Late last year I was invited by the Clothworkers' Company to create twenty-five hand woven artworks using my signature passementerie style. The Clothworkers' Company were looking for a contemporary and fresh design based on their branding and history as a company. I created the twenty-five artworks, that were then turned into award trophies and given to winner of the Charity Governance Awards, a scheme the Clothworkers' Company runs.
I am delighted to announce that my work has been shortlisted for the Carter Preston Prize. Four of my fine Passementerie artworks will be exhibited at the Bluecoat Display Centre in August 2018.
This exhibition prize, held biennially in Liverpool, is in memory of the potter Julia Carter Preston. The shortlisted artists for the prize were selected by an independent judging panel and include Elizabeth Ashdown, Tom Collison, Tessa Eastman, Joanna Hejmej, Irina Razumovskaya and Tara Squibb.

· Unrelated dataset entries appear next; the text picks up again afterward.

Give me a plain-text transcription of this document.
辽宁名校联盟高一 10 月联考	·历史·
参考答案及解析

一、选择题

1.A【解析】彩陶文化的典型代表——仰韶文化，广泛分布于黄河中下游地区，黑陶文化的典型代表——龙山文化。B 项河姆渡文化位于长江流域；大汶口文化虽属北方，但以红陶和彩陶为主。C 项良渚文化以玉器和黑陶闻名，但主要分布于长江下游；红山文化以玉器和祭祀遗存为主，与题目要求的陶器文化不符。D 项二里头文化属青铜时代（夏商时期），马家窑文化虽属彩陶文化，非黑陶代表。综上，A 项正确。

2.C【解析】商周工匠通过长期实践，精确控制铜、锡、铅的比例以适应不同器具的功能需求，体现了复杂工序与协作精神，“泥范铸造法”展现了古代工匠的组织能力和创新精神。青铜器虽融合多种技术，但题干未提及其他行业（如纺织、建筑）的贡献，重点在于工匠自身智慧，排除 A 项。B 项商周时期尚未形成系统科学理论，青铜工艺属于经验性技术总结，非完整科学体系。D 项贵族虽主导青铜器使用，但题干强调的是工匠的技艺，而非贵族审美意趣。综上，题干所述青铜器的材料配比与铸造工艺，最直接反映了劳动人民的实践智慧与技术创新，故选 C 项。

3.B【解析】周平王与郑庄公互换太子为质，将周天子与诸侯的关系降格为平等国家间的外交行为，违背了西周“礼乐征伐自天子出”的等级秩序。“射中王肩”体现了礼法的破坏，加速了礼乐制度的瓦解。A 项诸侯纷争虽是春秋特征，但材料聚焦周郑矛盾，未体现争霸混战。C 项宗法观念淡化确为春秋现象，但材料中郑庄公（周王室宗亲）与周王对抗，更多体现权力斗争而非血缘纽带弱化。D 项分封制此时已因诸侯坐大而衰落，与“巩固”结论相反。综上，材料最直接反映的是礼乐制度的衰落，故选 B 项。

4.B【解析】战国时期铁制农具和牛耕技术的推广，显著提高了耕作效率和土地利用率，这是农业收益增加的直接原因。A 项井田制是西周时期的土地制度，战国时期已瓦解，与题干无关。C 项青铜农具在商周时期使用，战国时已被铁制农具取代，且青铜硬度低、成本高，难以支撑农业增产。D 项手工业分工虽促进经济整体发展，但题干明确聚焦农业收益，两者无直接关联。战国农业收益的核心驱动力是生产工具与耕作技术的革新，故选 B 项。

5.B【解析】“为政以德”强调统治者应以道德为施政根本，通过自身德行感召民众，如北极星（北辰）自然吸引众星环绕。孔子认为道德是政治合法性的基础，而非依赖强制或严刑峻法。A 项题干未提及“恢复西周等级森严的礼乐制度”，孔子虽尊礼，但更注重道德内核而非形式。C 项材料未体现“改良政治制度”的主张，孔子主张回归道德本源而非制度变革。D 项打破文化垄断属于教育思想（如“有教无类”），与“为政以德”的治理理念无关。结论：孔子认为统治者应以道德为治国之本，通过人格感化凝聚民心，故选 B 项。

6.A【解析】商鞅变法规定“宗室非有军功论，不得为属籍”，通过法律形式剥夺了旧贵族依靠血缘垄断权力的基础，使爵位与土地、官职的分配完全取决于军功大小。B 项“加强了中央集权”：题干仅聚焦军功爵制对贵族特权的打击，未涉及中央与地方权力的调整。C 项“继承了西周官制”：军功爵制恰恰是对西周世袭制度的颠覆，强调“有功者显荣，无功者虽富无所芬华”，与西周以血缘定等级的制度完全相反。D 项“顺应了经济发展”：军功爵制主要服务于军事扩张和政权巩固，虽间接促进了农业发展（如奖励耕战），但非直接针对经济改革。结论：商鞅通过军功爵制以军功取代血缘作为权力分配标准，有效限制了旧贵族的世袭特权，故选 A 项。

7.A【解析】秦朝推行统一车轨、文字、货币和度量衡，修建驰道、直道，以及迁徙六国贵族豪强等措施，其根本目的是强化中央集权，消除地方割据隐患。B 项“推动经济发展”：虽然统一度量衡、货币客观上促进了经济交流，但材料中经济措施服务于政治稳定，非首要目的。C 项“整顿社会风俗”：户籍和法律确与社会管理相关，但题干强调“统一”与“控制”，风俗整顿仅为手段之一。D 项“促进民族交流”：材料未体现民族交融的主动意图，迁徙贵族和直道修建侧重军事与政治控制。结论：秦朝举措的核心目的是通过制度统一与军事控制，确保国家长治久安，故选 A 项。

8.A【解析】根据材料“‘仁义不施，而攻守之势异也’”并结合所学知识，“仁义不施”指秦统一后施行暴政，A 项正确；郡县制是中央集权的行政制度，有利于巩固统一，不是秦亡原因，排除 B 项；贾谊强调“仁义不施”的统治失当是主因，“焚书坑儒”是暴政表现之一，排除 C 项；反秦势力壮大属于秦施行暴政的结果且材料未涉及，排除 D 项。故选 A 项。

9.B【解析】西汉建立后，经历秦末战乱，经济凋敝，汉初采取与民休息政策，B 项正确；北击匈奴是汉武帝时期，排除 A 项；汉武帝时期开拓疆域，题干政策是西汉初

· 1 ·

The 6 shortlisted makers will feature in an exhibition at Bluecoat Display Centre from 4th August – 22nd September 2018, with one selected to win a prize of £1,000 awarded by the selection panel at the private view on the 3rd August 2018. There will also be a People’s Prize Vote when visitors will be invited to select their winner during the exhibition to be announced on the final day of the show; Saturday 3rd August. This artist will win an In the Window solo exhibition opportunity in our 2019 series.
Julia Carter Preston (31.8.1926 – 6.1.2012) exhibited regularly at Bluecoat Display Centre, Liverpool’s leading contemporary craft gallery, and was also a studio neighbour. The annual exhibitions of her unique sgraffito ceramics with their beautiful lustre glazes drew large crowds of private collectors and her works were also purchased for public collections around the UK.